Nobody on their deathbed regrets not spending more time at the office. And in almost twenty-five years of working with some of the smartest business executives, I’ve never met a single one that reckoned to have achieved a perfect balance in their life. Not one. Ever.
Way back then in the early 1990’s, Eircell’s first mobile network slogan read “Connecting People, not Places”. Brilliant, revolutionary and liberating. However, when you pick up one end of a stick, you also pick up the other and the counter-truth about being connected is that you cannot be disconnected.
Always On became King Midas for the 21st century. Coupled with never being “off”, (in the same period) came the exponential increase in information enabled by the internet and technology.
The volume of data available has been doubling every two years for more a decade now to where one researcher has equated the current overload to 315 times the number of grains of sand on the planet.
It is easy to see how any executive conscientious enough to wish to stay both informed and available might end up in trouble here. And like the frog in the slow-boiling pot, the situation has crept up on us by stealth.
The phrase ‘work-life balance’ has always troubled me as it implies a separation, and also that work and life act as two independent halves of an equation. It suggests that one only starts when the other stops, and vice versa. Most people’s reality is far more blurred than that.

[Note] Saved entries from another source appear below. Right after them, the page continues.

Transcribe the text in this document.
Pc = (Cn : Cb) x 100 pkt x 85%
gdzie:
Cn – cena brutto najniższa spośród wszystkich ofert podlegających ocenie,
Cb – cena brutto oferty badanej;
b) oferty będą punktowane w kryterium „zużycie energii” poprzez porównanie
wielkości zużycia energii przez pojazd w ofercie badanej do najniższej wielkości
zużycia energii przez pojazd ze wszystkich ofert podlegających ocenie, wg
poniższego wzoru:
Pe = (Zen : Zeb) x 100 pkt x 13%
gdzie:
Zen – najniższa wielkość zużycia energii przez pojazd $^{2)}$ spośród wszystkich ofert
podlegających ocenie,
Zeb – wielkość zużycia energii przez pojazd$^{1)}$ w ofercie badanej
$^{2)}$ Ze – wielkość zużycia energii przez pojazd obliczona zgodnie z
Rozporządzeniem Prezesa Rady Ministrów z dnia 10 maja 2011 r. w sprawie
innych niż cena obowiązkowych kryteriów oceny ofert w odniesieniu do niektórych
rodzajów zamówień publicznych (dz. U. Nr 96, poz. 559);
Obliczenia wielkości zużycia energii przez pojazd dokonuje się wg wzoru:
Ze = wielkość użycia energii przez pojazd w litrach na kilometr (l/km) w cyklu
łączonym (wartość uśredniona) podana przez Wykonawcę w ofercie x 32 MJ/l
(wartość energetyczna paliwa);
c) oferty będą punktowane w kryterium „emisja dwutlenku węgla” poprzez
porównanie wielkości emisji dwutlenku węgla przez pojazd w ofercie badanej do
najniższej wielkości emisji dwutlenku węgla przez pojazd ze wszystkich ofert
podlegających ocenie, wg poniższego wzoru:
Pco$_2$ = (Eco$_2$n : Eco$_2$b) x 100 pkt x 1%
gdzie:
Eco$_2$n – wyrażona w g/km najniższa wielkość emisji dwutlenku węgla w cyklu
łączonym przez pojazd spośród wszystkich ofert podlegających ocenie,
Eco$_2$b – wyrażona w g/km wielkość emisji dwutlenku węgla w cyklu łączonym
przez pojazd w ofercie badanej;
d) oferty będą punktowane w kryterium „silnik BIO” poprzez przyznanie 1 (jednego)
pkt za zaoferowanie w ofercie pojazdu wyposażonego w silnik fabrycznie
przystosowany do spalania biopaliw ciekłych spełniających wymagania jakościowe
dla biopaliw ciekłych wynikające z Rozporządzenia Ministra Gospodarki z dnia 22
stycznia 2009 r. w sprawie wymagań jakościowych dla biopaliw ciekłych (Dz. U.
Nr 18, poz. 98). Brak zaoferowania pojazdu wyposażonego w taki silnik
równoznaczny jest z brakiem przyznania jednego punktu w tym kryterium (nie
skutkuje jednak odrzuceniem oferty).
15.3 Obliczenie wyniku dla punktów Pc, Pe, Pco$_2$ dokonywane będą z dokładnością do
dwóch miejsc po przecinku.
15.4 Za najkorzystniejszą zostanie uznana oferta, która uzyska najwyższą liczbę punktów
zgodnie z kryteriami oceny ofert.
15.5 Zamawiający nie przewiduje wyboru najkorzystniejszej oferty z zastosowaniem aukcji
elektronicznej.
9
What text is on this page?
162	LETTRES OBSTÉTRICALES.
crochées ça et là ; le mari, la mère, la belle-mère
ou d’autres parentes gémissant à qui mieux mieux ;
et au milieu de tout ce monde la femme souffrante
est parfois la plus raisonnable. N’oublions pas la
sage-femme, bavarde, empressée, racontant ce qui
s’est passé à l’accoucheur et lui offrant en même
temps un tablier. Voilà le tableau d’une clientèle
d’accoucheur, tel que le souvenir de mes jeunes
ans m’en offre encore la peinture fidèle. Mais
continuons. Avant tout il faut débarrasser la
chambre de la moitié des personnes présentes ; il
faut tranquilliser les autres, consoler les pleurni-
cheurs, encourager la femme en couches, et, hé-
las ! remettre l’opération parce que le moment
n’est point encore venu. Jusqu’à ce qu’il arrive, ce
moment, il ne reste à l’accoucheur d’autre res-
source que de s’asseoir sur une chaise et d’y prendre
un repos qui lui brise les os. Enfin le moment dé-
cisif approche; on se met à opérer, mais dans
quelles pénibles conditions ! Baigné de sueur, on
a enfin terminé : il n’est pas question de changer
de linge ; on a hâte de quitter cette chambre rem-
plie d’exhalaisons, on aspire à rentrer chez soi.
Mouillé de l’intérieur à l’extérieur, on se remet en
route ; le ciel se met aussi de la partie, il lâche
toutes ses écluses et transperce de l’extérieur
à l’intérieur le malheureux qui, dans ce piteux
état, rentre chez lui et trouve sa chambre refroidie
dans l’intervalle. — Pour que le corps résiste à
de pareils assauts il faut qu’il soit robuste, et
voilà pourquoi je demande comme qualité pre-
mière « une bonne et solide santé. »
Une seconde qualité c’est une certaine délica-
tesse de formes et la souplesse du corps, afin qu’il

Perhaps Sheryl Sandberg’s remark that “the most important career decision you’ll make is who your life partner is” best backs that up.
The tsunami of responsibility that comes with drowning in information whilst being constantly on-call throws us out of balance because the lethal combination induces us to experience the number one cause of stress – the loss of control.
As soon as we lose control – whether physical control, or in our relationships, or with our finances – stress levels go up.
Most people try to combat losing control by filling their diaries. To the extent that the average professional attends 66 meetings every month and responds to 122 emails a day: a situation which only adds to our stress levels as we experience the feeling of being often painfully out of balance; of life controlling us rather than us dictating life.
Here are the 3 simple (but not easy!) steps to taking back control:
1. Decide What is Important (not just urgent)
It begins by asking the right question – rather than asking “What do I do (today, this week, this month)?” the first question should be “What do I want?” This then highlights what is really important, and stops us blindly reacting to what is just urgent.
If you want to unearth how “out of kilter” you might be at the moment ask yourself the following: “What is the one thing that if I did it more regularly would have the greatest impact on a) my work? b) my personal life?”
Now, how much time have you spent on that thing in the last day, week, month? The answer(s) is important, but not so urgent that it is ever likely to appear on your To-Do List or feature in your 66 meetings and 122 emails. Once you’ve identified one thing, continue making a list of as many things as come to mind.
2. Schedule Time for the Important
Once you’ve made a list of the Most Important like, say, exercise (personal) and spending more time with key clients (professional), the next step is to schedule time for the important. Scheduling is different from planning in that when something is scheduled for the same time (every day, week, month) like the school run or the weekly meeting, achievement is more likely.
Scheduling the Most Important requires discipline initially, and may involve saying ‘No’ to things you currently say ‘Yes’ to. So often we say ‘Yes’ to things to please someone else, but at our own expense.
However, as the flight emergency instruction reminds us, you need to apply your own (oxygen) mask first. Indeed, the absolute key to regaining a sense of control or balance in our lives is our ability to prioritise and regularise what is important and, only then, fit in what is urgent around it. Act on the important, don’t react to the urgent.
3. Review Regularly: because nothing remains the same…
This is best illustrated by the middle-aged gentleman who one evening approaches his wife and whispers appealingly “You never tell me you love me anymore”. Taken slightly aback, his wife gathers herself, turns to him and replies firmly “Look, I told you I loved you at the altar the day I married you. If there’s any change you’ll be the first to know!”